Several people reported today that the TSA has started filtering its employees’ access to the Internet, including access to sites featuring “controversial opinions”.
Many folks were quick to denounce this as censorship, demonstrating their lack of understanding of how web filtering works. Lots of comments were posted by readers, asking things like “Who decides what’s controversial?” “Will Fox News be blocked while MSNBC is permitted?” and other questions that, similarly, reflected a general misunderstanding of how web filtering software works.
I’d like to make several points about the TSA’s decision. I find myself in the bizarre position of defending an IT decision by an organization with which I disagree on almost every other point.
1) A significant percentage of businesses, and most government agencies, monitor, track, and restrict access to the Internet. This is not a curtailment of your rights. On the contrary, they are paying you to work for them, and every moment you spend at work reading Facebook could very well be considered theft of company resources.
2) When you install web filtering software, you’re given a list of checkboxes describing categories of web content. One of them might be something like “Controversial Opinions”, and will likely contain such things as hate sites, sites about gay and lesbian rights, sites about abortion, and sites about vegetarianism. These sites are categorized as such simply because viewing these sites in the work place can result in disruptive arguments among employees, or simply because the conversations that result are detrimental to productivity.

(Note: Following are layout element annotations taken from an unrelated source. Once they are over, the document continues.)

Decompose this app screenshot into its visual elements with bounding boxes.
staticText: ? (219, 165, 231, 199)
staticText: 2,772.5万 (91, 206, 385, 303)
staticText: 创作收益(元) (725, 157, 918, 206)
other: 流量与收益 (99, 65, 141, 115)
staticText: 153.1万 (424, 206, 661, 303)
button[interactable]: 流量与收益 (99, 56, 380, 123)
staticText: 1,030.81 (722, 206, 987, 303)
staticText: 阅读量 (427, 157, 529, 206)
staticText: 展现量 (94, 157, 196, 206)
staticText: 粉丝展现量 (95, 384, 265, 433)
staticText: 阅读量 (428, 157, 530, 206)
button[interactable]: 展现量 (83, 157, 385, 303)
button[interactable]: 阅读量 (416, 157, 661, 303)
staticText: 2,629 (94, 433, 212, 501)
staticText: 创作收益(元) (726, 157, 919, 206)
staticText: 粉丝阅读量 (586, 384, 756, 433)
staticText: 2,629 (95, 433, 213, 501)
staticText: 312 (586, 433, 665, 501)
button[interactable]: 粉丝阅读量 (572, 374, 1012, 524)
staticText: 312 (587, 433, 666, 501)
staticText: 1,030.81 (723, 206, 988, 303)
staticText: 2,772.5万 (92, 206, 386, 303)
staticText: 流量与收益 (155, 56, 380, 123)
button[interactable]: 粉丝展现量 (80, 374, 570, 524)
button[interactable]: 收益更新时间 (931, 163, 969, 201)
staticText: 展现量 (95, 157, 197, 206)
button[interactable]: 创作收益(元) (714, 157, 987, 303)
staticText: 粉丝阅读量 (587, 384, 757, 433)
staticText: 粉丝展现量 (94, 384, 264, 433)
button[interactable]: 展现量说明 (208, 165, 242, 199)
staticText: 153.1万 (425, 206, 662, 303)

3) As for the question “Who Decides?!?!?” that keeps getting asked, the answer is pretty darned simple. It’s not the TSA. It’s not the government. It’s not President Obama or his cabinet. It’s college students, getting paid minimum wage, at Universities around the country, who look at websites, and categorize them. No conspiracy exists here. They are given criteria by the manufacturers of the web filtering software, and simply categorize according to those criteria. So when the TSA installs software and checks the “Controversial Opinions” checkbox, not only didn’t they decide what’s in there, they don’t even know what’s in there. And what’s in there changes daily, as those college students update the master list of what sites are porn, what sites are hate sites, and what sites are about fluffy bunnies.
So, when I read that the TSA was starting to filter their employees’ web access, my first question was, why are they doing it in 2010, when all other responsible agencies implemented policies like this *at least* five years ago? When I saw the ludicrous articles claiming that this proves that the current government hates dissident opinions, and that this is the first step towards government control of the Internet, I chuckled a little. But when I started realizing the number of people who think that this is a conspiracy to control the Internet, and that the President is in on it, I have to say that I find it profoundly irresponsible for folks like InfoWars.com and their ilk to whip people up into anti-government frenzy based on lies, misinformation, and obfuscation of the plain and readily-available facts.
Get your facts, folks, before you start calling a simple IT policy change, a government conspiracy. You clearly don’t understand how IT decision-making works in the real world of corporate America.